UH Energy Symposium series: Iranian Deal’s effect on the U.S.
In the latest Energy Symposium panel discussion, leading experts in international energy research gathered Tuesday night to discuss how the Iran nuclear deal will affect the United States in a talk called “Energy Policy: Did the US Win or Lose in the Iran Nuclear Deal?”
The discussion scratched the surface on the history and geopolitical position of Iran, the basics of the Joint Comprehensive Plan of Action and the implications for energy in relation to the Iranian Deal.
As they walked in, the audience was greeted with a high-production introduction video and a panel set up on the stage. The panel included founder and president of SVB Energy International Sara Vakshouri, Arleigh A. Burke Chair in Strategy Anthony Cordesman at the Center for Strategic & International Studies and chairman and practice head of Eurasia Group Cliff Kupchan.
Kupchan said the deal lifted certain economic sanctions from Iran in exchange for putting heavy limitations on its nuclear program for the next 10 years. He said the subject is controversial because it had complicated the relations between U.S. and other countries in the region, namely Israel and Saudi Arabia.

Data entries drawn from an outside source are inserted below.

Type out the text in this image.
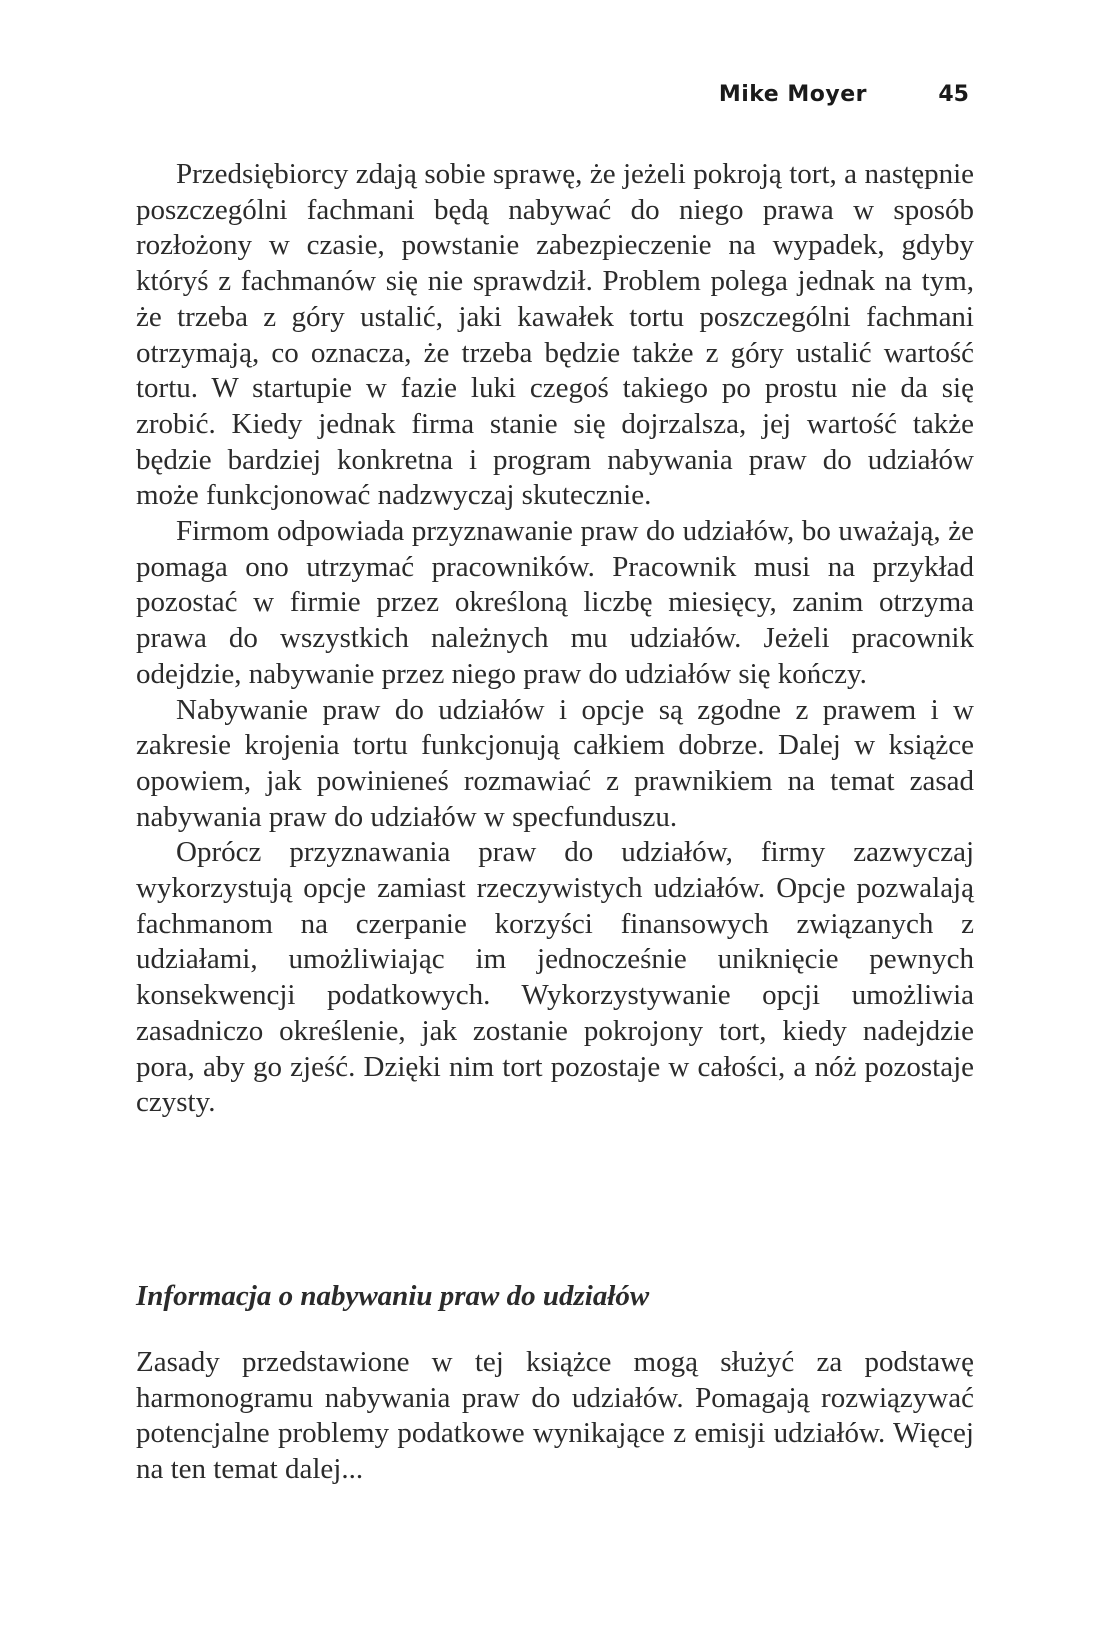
Mike Moyer	45

Przedsiębiorcy zdają sobie sprawę, że jeżeli pokroją tort, a następnie poszczególni fachmani będą nabywać do niego prawa w sposób rozłożony w czasie, powstanie zabezpieczenie na wypadek, gdyby któryś z fachmanów się nie sprawdził. Problem polega jednak na tym, że trzeba z góry ustalić, jaki kawałek tortu poszczególni fachmani otrzymają, co oznacza, że trzeba będzie także z góry ustalić wartość tortu. W startupie w fazie luki czegoś takiego po prostu nie da się zrobić. Kiedy jednak firma stanie się dojrzalsza, jej wartość także będzie bardziej konkretna i program nabywania praw do udziałów może funkcjonować nadzwyczaj skutecznie.

Firmom odpowiada przyznawanie praw do udziałów, bo uważają, że pomaga ono utrzymać pracowników. Pracownik musi na przykład pozostać w firmie przez określoną liczbę miesięcy, zanim otrzyma prawa do wszystkich należnych mu udziałów. Jeżeli pracownik odejdzie, nabywanie przez niego praw do udziałów się kończy.

Nabywanie praw do udziałów i opcje są zgodne z prawem i w zakresie krojenia tortu funkcjonują całkiem dobrze. Dalej w książce opowiem, jak powinieneś rozmawiać z prawnikiem na temat zasad nabywania praw do udziałów w specfunduszu.

Oprócz przyznawania praw do udziałów, firmy zazwyczaj wykorzystują opcje zamiast rzeczywistych udziałów. Opcje pozwalają fachmanom na czerpanie korzyści finansowych związanych z udziałami, umożliwiając im jednocześnie uniknięcie pewnych konsekwencji podatkowych. Wykorzystywanie opcji umożliwia zasadniczo określenie, jak zostanie pokrojony tort, kiedy nadejdzie pora, aby go zjeść. Dzięki nim tort pozostaje w całości, a nóż pozostaje czysty.

Informacja o nabywaniu praw do udziałów

Zasady przedstawione w tej książce mogą służyć za podstawę harmonogramu nabywania praw do udziałów. Pomagają rozwiązywać potencjalne problemy podatkowe wynikające z emisji udziałów. Więcej na ten temat dalej...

The return of Iranian oil on the global market also raises concerns in the environment where U.S. oil companies struggle to gain profit because of the low prices, but the panelists were optimistic of future prospects.
Kupchan said the U.S. ultimately wins when considering its national interests. He said that preventing the threat of Iran getting nuclear weapons for the next 10 years was more valuable than the U.S. keeping a grip on Iran’s economy.
Supporting Kupchan’s assessment was Joe Barnes, Bonner Means Baker Fellow at the Baker Institute for public policy. He said sanctions were a means to an end of influencing Iran to act according to U.S.’s interests, and in that capacity, they were successful.
“Iranian people love American products,” petroleum engineering senior Arash Fadavi said. “They were only talking about energy. There are other industries that America’s going to benefit (from) if they start trading with Iran.”
The audience for the event seemed to be split in half between seasoned professionals in the field and UH students who had some connection to the issue, mostly engineering undergraduates.
“I think it’s really important for us as students and also for the community to understand how we are a part of this huge world,” petroleum engineering senior John Karras said . “I think there was a definite hopeful tone to what the speakers thought would be the relationship with Iran moving forward.”
Those who missed the two-hour event can watch the full lecture online.